In that sense, the gallery is a time machine set to the mid-1960s. “Black Over White” — which like “Study for Black and White Panels” is now on view inside the gallery, part of an opening show dedicated to Kelly — dates from 1966, as does Ruscha’s “Every Building” and Venturi’s hugely influential first book, “Complexity and Contradiction in Architecture.” The Danziger Studio, an early breakthrough for Gehry, was completed in 1965, the same year the Ferus Gallery gave Kelly his first solo show in L.A.
I’m ambivalent about the nostalgic vein that so clearly runs through Zellner’s design. I share his appreciation for the importance of that work and can see the appeal of celebrating, even valorizing, the relationship between stucco facades and Southern California mass culture. The building is also an effective abstract homage to the billboards of Los Angeles, with the Kelly piece suggesting wordless signage — a strip of black tape over the mouth of a famously chatty streetscape.
The constraints that Marks asked Zellner to work under, to give Kelly pride of place here, are clear enough. (Forget “Black Over White”; the title of this building could be “art over architecture.”) But it’s rare these days to see a young L.A. architect given such a public stage. It’s a pity that the design has nothing new to say about architectural form, design and construction techniques or materials.
The building also has the simple, broad-shouldered profile of a Roman triumphal arch, and its tight-lipped, windowless exterior has something in common with the architecture of crypts, temples and secret societies. But since it’s executed in single-story, stucco form, it acts more as a sendup of grandiosity than as something imposing in its own right; it’s a Skull and Bones for the region that gave us drive-in doughnut shops and dingbat apartments.
Zellner calls the gallery a “wee monument,” and looking at it from the parking lot across the street I was reminded of that scene in “This Is Spinal Tap” in which the band thinks it has commissioned a towering 18-foot-high replica of Stonehenge and instead gets an 18-inch version.
Seen from the alley that runs along its southern edge, meanwhile, the building appears to emerge from a tangle of power lines as a vision of unadorned, snow-white abstraction. From that angle the design suggests the work of many young Tokyo architects, who often shoehorn small but ambitious pieces of stripped-down architecture into tiny sites crowded by wires, signs and generic buildings.

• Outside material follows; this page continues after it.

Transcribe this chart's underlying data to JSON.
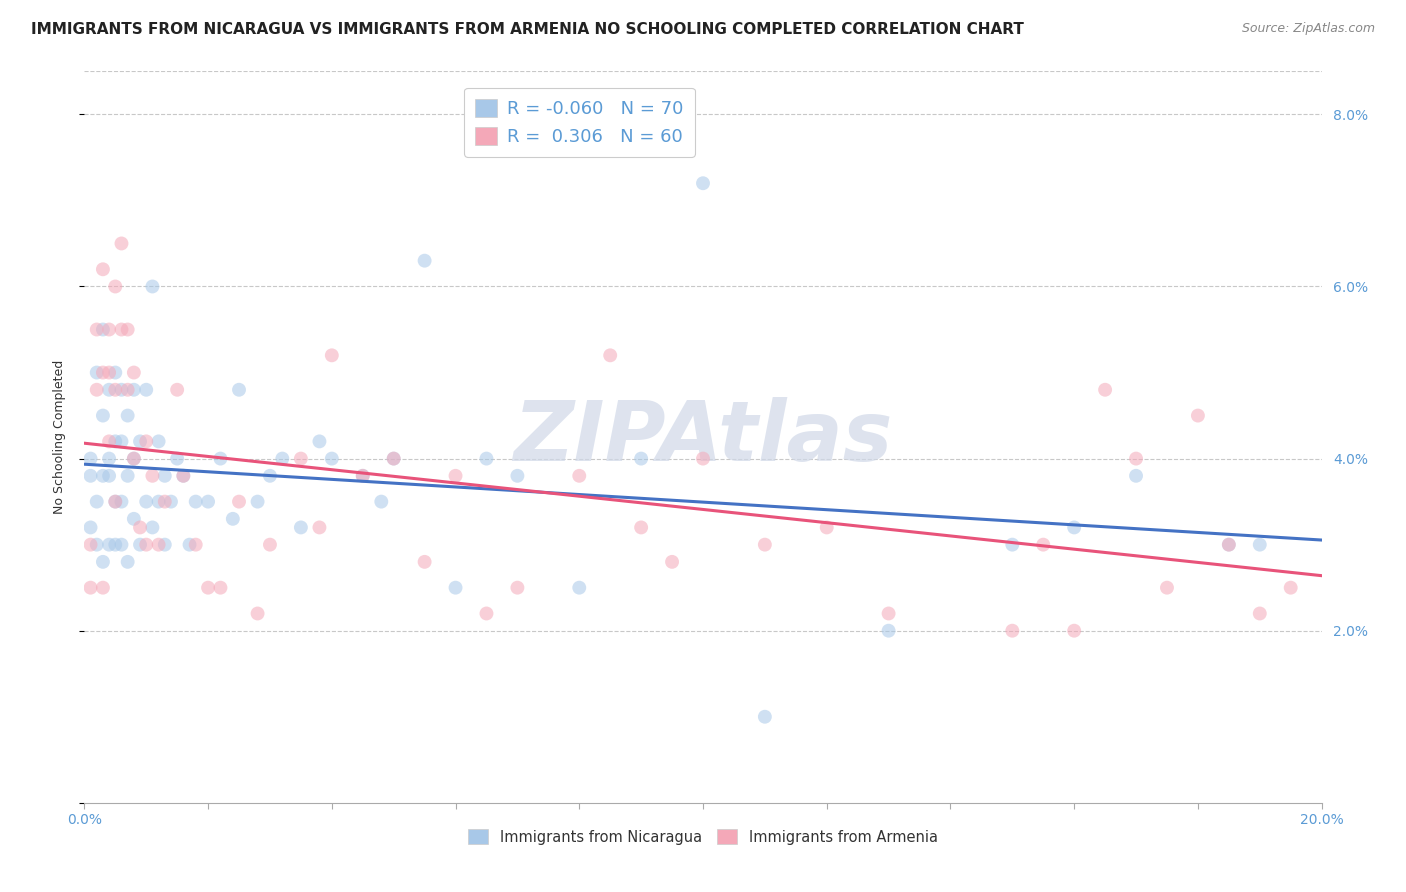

Architectural minimalism of this kind is tough to achieve, especially in West Hollywood and cities like it where design-review boards have a say in a good deal of new construction. John Chase, the chief urban designer for West Hollywood until his sudden death in summer 2010, worked with Zellner to prepare the design for approval; without Chase’s influence there might have been serious pressure to trim the roofline with contextually appropriate red tiles.
Despite a couple of small hiccups, including an awkward hood running over the large sliding door near the southeast corner of the building, Zellner has managed to produce a careful, unruffled tribute to several varieties of abstraction.
In the end, what he’s tried to pull off is a kind of architectural ventriloquism, saying a good deal about Los Angeles architecture and his own sensibility without letting his building’s lips move. Zellner is working furiously to impress but within an exceedingly, almost punitively narrow range. Think of him as a performer who is auditioning for the circus and asked to juggle exactly one ball.